This is a letter I sent to The Wall Street Journal in which I pointed out that the Editorial department of the WSJ often sees things so differently from the News department that one is left to wonder whether the liberal bias in the latter is leading to a lack of objectivity in its reporting function; it is as though the respective departments were reporting upon two different stories.
The intramural battle between the Journal’s Editorial Page and its News department rages on. Case in point: the 39% premium increase for WellPoint’s individual policy-holders in California.

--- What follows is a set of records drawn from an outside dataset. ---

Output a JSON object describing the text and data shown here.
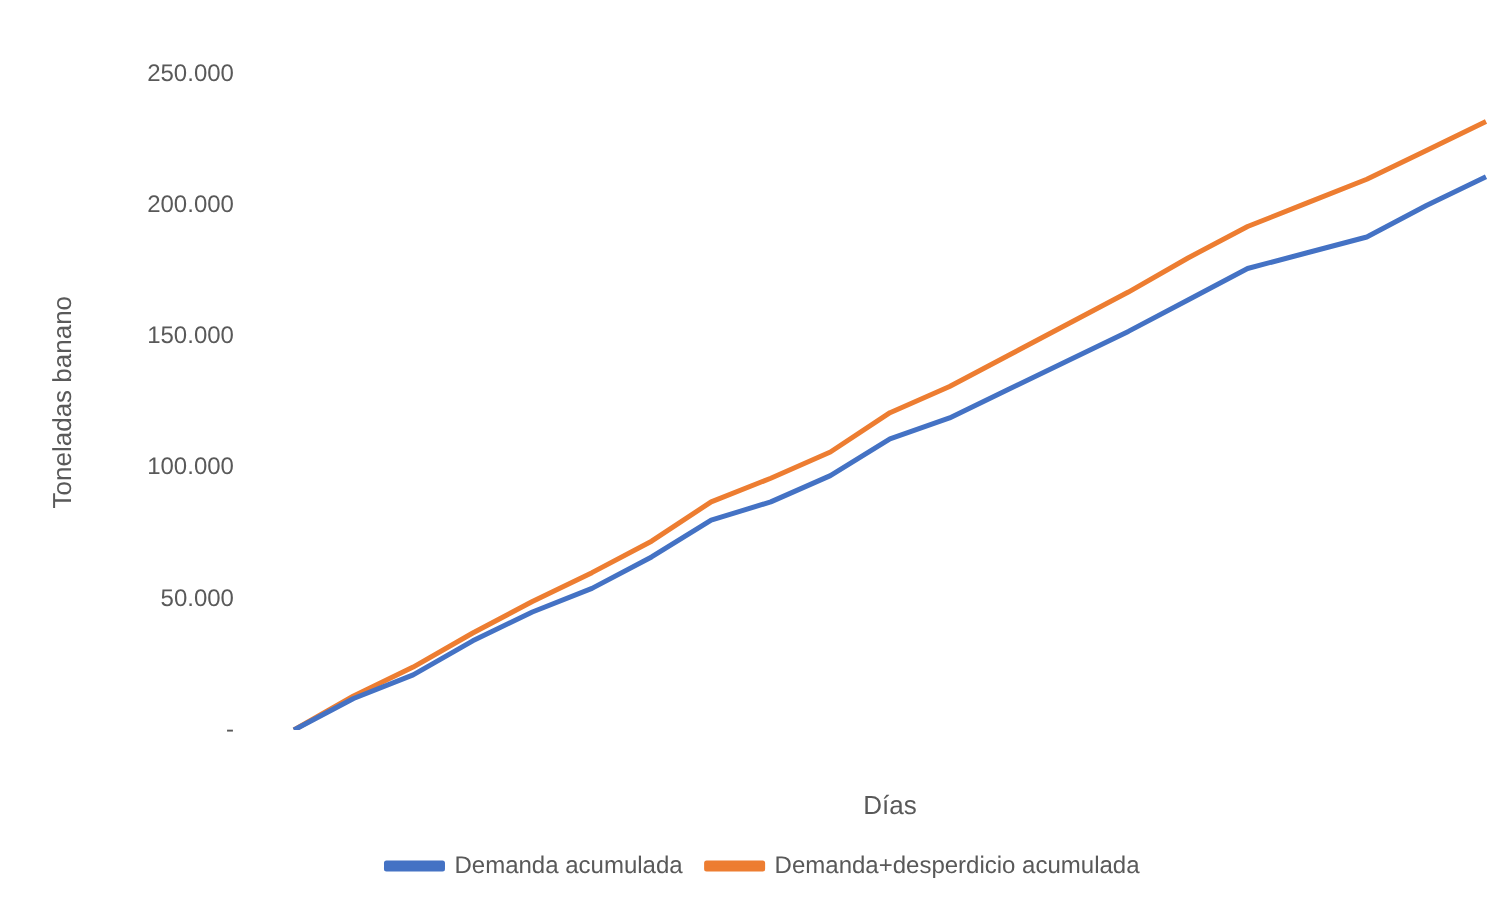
{
  "chart_data": {
    "type": "line",
    "xlabel": "Días",
    "ylabel": "Toneladas banano",
    "categories": [
      null,
      null,
      null,
      null,
      null,
      null,
      null,
      null,
      null,
      null,
      null,
      null,
      null,
      null,
      null,
      null,
      null,
      null,
      null,
      null,
      null
    ],
    "series": [
      {
        "name": "Demanda acumulada",
        "color": "#4472c4",
        "values": [
          0,
          12000,
          21000,
          34000,
          45000,
          54000,
          66000,
          80000,
          87000,
          97000,
          111000,
          119000,
          130000,
          141000,
          152000,
          164000,
          176000,
          182000,
          188000,
          200000,
          211000
        ]
      },
      {
        "name": "Demanda+desperdicio acumulada",
        "color": "#ed7d31",
        "values": [
          0,
          13000,
          24000,
          37000,
          49000,
          60000,
          72000,
          87000,
          96000,
          106000,
          121000,
          131000,
          143000,
          155000,
          167000,
          180000,
          192000,
          201000,
          210000,
          221000,
          232000
        ]
      }
    ],
    "ylim": [
      0,
      250000
    ],
    "yticks": [
      {
        "value": 0,
        "label": "-"
      },
      {
        "value": 50000,
        "label": "50.000"
      },
      {
        "value": 100000,
        "label": "100.000"
      },
      {
        "value": 150000,
        "label": "150.000"
      },
      {
        "value": 200000,
        "label": "200.000"
      },
      {
        "value": 250000,
        "label": "250.000"
      }
    ],
    "grid": false,
    "legend": "bottom",
    "marker": "none",
    "line_style": "solid"
  }
}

In the February 19 edition of the Journal, “Fight Over Health-Care Premiums Heats Up,” the News group laments that “it can be difficult to ascertain what factors push up premiums in specific markets. . . . WellPoint and other insurers say they are raising prices to keep up with rising medical costs and sicker customer pools. . . . ‘Underlying medical costs are increasing, and there’s . . . deterioration in the risk pool’ . . . . As people lose their jobs, . . . younger, healthier individuals are more likely to go without insurance . . . skewing the mix of policy holders toward the elderly” . . . . (Nevertheless,) “Ms. Sebelius countered that the top five publicly traded insurers made $12 billion in profits last year . . .” Reading this article, one might infer that there was simply a conflict between insurers, facing rising medical costs and declining numbers of insureds, and a government that thinks the insurers are violating their social duty to abjure profit.

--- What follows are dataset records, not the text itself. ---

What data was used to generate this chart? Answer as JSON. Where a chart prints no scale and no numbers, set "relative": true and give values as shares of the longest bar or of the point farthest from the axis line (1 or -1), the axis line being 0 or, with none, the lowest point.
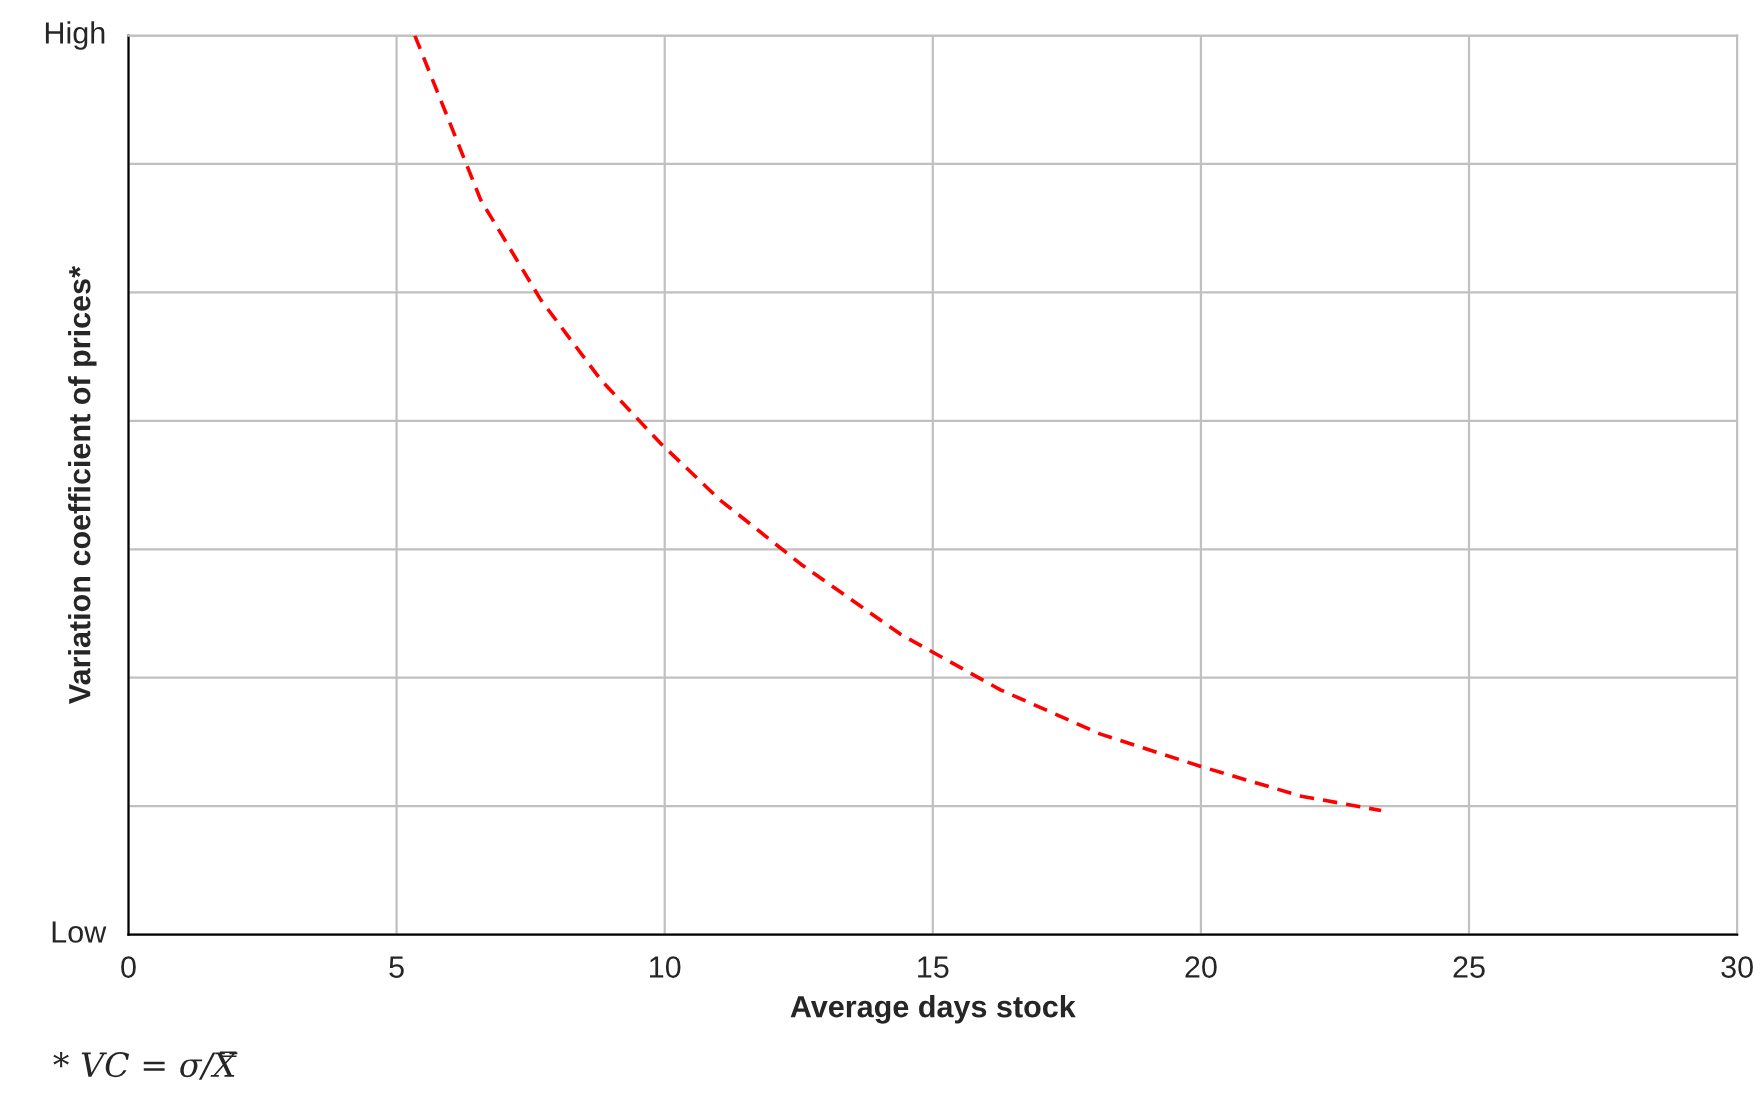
{
  "chart_data": {
    "type": "line",
    "xlabel": "Average days stock",
    "ylabel": "Variation coefficient of prices*",
    "annotations": [
      "High",
      "Low",
      "* VC = σ/X̿"
    ],
    "relative": true,
    "xlim": [
      0,
      30
    ],
    "xticks": [
      0,
      5,
      10,
      15,
      20,
      25,
      30
    ],
    "grid": true,
    "legend": false,
    "marker": "none",
    "line_style": "dashed",
    "series": [
      {
        "color": "#ff0000",
        "x": [
          5.34,
          6.57,
          7.69,
          8.81,
          9.93,
          11.04,
          12.54,
          14.4,
          16.27,
          18.13,
          20.0,
          21.87,
          23.36
        ],
        "values": [
          1.0,
          0.817,
          0.706,
          0.617,
          0.546,
          0.483,
          0.412,
          0.334,
          0.272,
          0.223,
          0.187,
          0.154,
          0.138
        ]
      }
    ]
  }
}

On the other hand, the Journal’s lead editorial on the previous day, February 18, had a fuller and more plausible explanation for the huge premium increase: California bars insurers from dropping customers with employer-provided insurance when their employment terminates and their COBRA coverage expires, and it caps the premiums that can be charged thereafter to these customers. In other words, the problem is not just that more of the kids are dropping out (and that the insurers are irredeemably greedy), but that California is forcing the insurers to keep more of the older/sicker folks in (and to do so at artificially-low rates); some significant chunk of the skyrocketing cost of providing healthcare insurance in California is thus seen as the result of governmental action rather than of rising medical costs.
This disconnect between the News group and the Editorial group does not appear to be a difference of opinion (nor, for that matter, all that uncommon an experience); it rather appears to represent an omission of a pertinent fact from a news story. In other words, it seems to indicate a point of view, indeed a bias, on the part of the News group.